If you have overlearned your logic you should see this is a non-sequitur, and that the relevant statistic would be if more of the poor voted when promised transfers than when not. If I am running a chess club and want to boost the number of female members, so offer free admission to women you would not call my effort a failure just because I had only 15% women.
Phil
Aug 6 2013 at 5:36pm
The percent of nonpayers has been climbing over the years, doubling from 20.6% in 1988 to 41% in 2010, so the worry in the opening sentence is reasonable. But history shows some significant increases and decreases in that rate.
There was a period of time that could be used to test the hypotheses: from 1930-1940 over 45% of returns had no tax liability and in seven of those years the rate was over 50%. Did that fact influence the passage of New Deal programs? Interestingly, non-payment rates were less than half that during the Great Society period.

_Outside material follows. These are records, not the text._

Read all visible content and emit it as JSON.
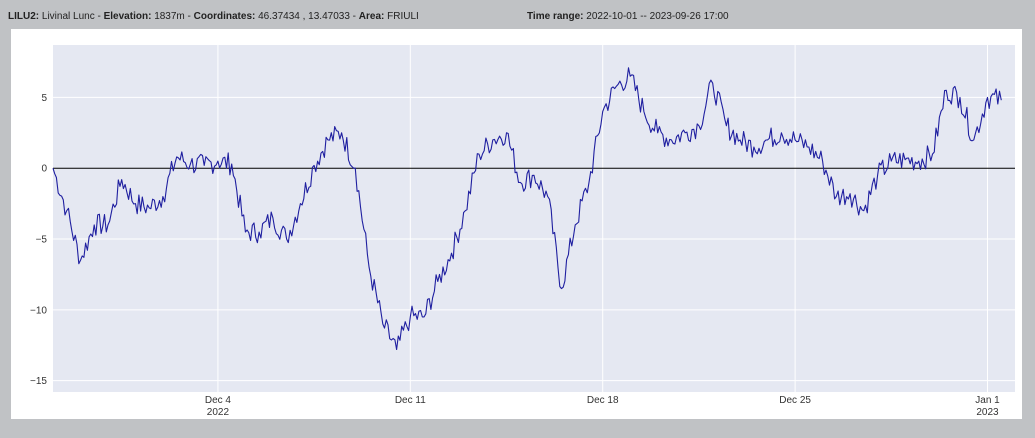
{
  "header": {
    "station_code": "LILU2:",
    "station_name": "Livinal Lunc",
    "elevation_label": "Elevation:",
    "elevation_value": "1837m",
    "coordinates_label": "Coordinates:",
    "coordinates_value": "46.37434 , 13.47033",
    "area_label": "Area:",
    "area_value": "FRIULI",
    "time_range_label": "Time range:",
    "time_range_value": "2022-10-01 -- 2023-09-26 17:00",
    "separator": "-"
  },
  "colors": {
    "plot_background": "#e5e8f2",
    "line": "#1f1fa0",
    "zero_line": "#000000",
    "grid": "#ffffff"
  },
  "chart_data": {
    "type": "line",
    "title": "",
    "xlabel": "",
    "ylabel": "",
    "ylim": [
      -15.8,
      8.7
    ],
    "xlim": [
      "2022-11-28",
      "2023-01-02"
    ],
    "y_ticks": [
      5,
      0,
      -5,
      -10,
      -15
    ],
    "x_ticks": [
      {
        "date": "2022-12-04",
        "label": "Dec 4",
        "sublabel": "2022"
      },
      {
        "date": "2022-12-11",
        "label": "Dec 11",
        "sublabel": ""
      },
      {
        "date": "2022-12-18",
        "label": "Dec 18",
        "sublabel": ""
      },
      {
        "date": "2022-12-25",
        "label": "Dec 25",
        "sublabel": ""
      },
      {
        "date": "2023-01-01",
        "label": "Jan 1",
        "sublabel": "2023"
      }
    ],
    "reference_line": 0,
    "grid": true,
    "series": [
      {
        "x": [
          "2022-11-28 00:00",
          "2022-11-28 12:00",
          "2022-11-29 00:00",
          "2022-11-29 12:00",
          "2022-11-30 00:00",
          "2022-11-30 12:00",
          "2022-12-01 00:00",
          "2022-12-01 12:00",
          "2022-12-02 00:00",
          "2022-12-02 12:00",
          "2022-12-03 00:00",
          "2022-12-03 12:00",
          "2022-12-04 00:00",
          "2022-12-04 12:00",
          "2022-12-05 00:00",
          "2022-12-05 12:00",
          "2022-12-06 00:00",
          "2022-12-06 12:00",
          "2022-12-07 00:00",
          "2022-12-07 12:00",
          "2022-12-08 00:00",
          "2022-12-08 12:00",
          "2022-12-09 00:00",
          "2022-12-09 12:00",
          "2022-12-10 00:00",
          "2022-12-10 12:00",
          "2022-12-11 00:00",
          "2022-12-11 12:00",
          "2022-12-12 00:00",
          "2022-12-12 12:00",
          "2022-12-13 00:00",
          "2022-12-13 12:00",
          "2022-12-14 00:00",
          "2022-12-14 12:00",
          "2022-12-15 00:00",
          "2022-12-15 12:00",
          "2022-12-16 00:00",
          "2022-12-16 12:00",
          "2022-12-17 00:00",
          "2022-12-17 12:00",
          "2022-12-18 00:00",
          "2022-12-18 12:00",
          "2022-12-19 00:00",
          "2022-12-19 12:00",
          "2022-12-20 00:00",
          "2022-12-20 12:00",
          "2022-12-21 00:00",
          "2022-12-21 12:00",
          "2022-12-22 00:00",
          "2022-12-22 12:00",
          "2022-12-23 00:00",
          "2022-12-23 12:00",
          "2022-12-24 00:00",
          "2022-12-24 12:00",
          "2022-12-25 00:00",
          "2022-12-25 12:00",
          "2022-12-26 00:00",
          "2022-12-26 12:00",
          "2022-12-27 00:00",
          "2022-12-27 12:00",
          "2022-12-28 00:00",
          "2022-12-28 12:00",
          "2022-12-29 00:00",
          "2022-12-29 12:00",
          "2022-12-30 00:00",
          "2022-12-30 12:00",
          "2022-12-31 00:00",
          "2022-12-31 12:00",
          "2023-01-01 00:00",
          "2023-01-01 12:00"
        ],
        "y": [
          0,
          -3,
          -6.5,
          -4,
          -4,
          -0.8,
          -2.5,
          -2.8,
          -2,
          0.8,
          0.3,
          0.2,
          0.5,
          0.3,
          -4.5,
          -4.5,
          -3.5,
          -5,
          -2.5,
          0.2,
          2.0,
          2.5,
          0,
          -7,
          -11,
          -12.8,
          -10.5,
          -10.5,
          -8,
          -6,
          -3,
          1,
          2,
          2.5,
          -1,
          -0.5,
          -2,
          -8.5,
          -4,
          -1,
          4,
          5.8,
          6.5,
          4,
          2.5,
          2,
          2.5,
          3,
          6.0,
          3,
          2,
          1.5,
          2,
          2.5,
          2,
          1.5,
          0.5,
          -2,
          -1.8,
          -3,
          -0.5,
          0.5,
          0.6,
          0.5,
          1,
          5.5,
          5,
          2,
          5,
          4.8
        ]
      }
    ]
  }
}
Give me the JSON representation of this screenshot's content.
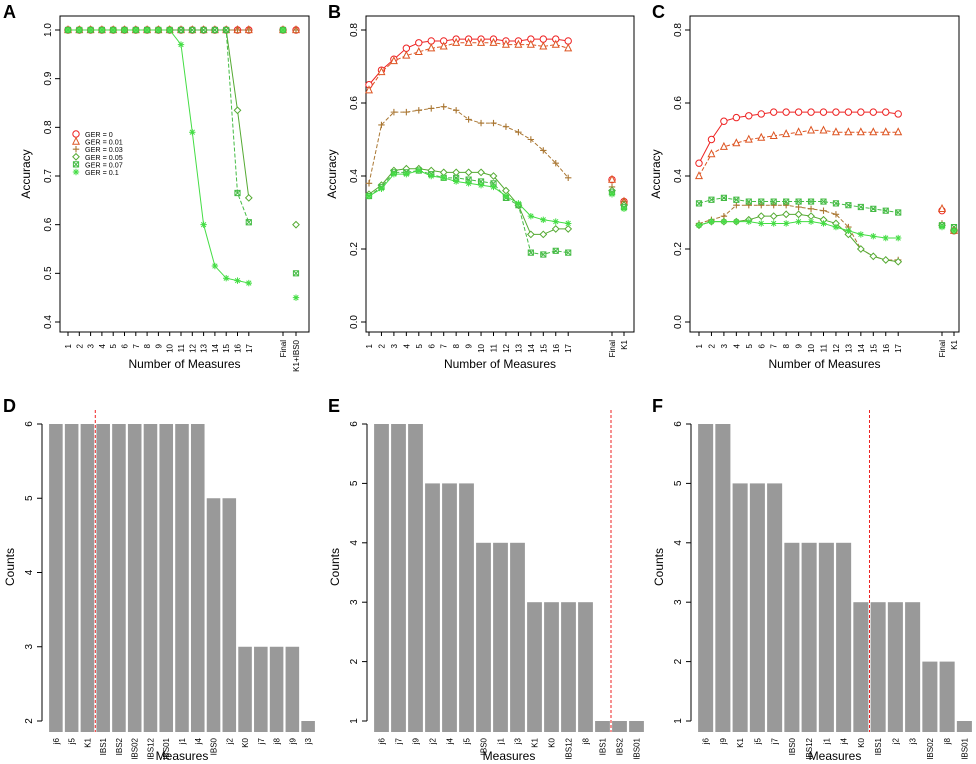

It would be interesting to see if there is sufficient comparable data for those two periods to test the relationships.
Data on nonpayer rates here:
http://taxfoundation.org/article/federal-individual-income-tax-returns-zero-or-negative-tax-liability-1916-2010
Eric Falkensteint
Aug 7 2013 at 12:18am
I didn’t see any data directly supporting his argument, just stories and anecdotes. What percent of the population who benefit from various federal programs voted Dem vs. Rep? Data on that would be highly relevant to this issue.
Seth
Aug 7 2013 at 1:56am
From the essay: “The poor person incurs an expected opportunity cost of only a nickel by not voting, or voting against the personal payoff of $25,000, which may be far less than the value he receives from not voting, or voting against the government program.”
Sounds about like the expected value of buying a lottery ticket, yet poor people buy those.
From the essay: “Even in the 2008 presidential election when Obama was credited with attracting a high percentage of low-income people to the polls with promises to “spread the wealth around”, the percentage of low-income citizens who voted was far lower than the percentage of high-income citizens who voted.”
First, I agree with Selphin. Using older, wealthier voters as a voting control group for a younger, poorer group isn’t convincing to me.
Second, if Obama happened to attract more low-income people to the polls than other elections, I would think that would be evidence that voting for goodies is a motivator.
Third, wouldn’t Lee’s expected value logic also apply to wealthier voters who only face a small chance of reducing their taxes with their votes? If so, that’d be another reason not use this group as a control.